Oefeningen

In dit onderdeel vinden jullie alle oefeningen over correlaties en associatiaties. De oplossingen worden later gepost op Ufora.

Exercise 2.1 Binnen een onderzoek naar het oplopen van letsel bij sporters, zijn onderzoekers op zoek gegaan naar mogelijke risicofactoren. Ze includeerde 10 sporters, allemaal met een leeftijd van 15 jaar en noteerden de volgende aantal letsels: 5, 0, 0, 2, 2, 3, 1, 2, 1, 0. De onderzoekers waren geïnteresseerd in het verband tussen leeftijd en het aantal letsels.

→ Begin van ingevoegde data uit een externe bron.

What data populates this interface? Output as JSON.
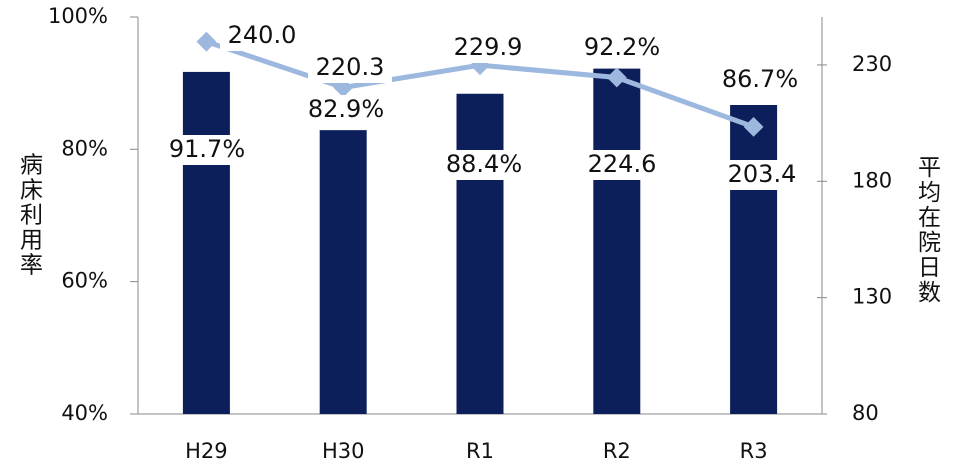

Welke van onderstaande stellingen is WAAR:

  • Met een correlatie kunnen we niet aantonen wat een risicofactor is en wat niet.
  • We kunnen binnen deze studie geen correlatie berekenen.
  • Binnen deze studie kunnen we het verband nagaan tussen aantal letsels en leeftijd door een Pearson correlatie te berekenen.
  • Binnen deze studie kunnen we het verband nagaan tussen aantal letsels en leeftijd door een Spearman correlatie te berekenen.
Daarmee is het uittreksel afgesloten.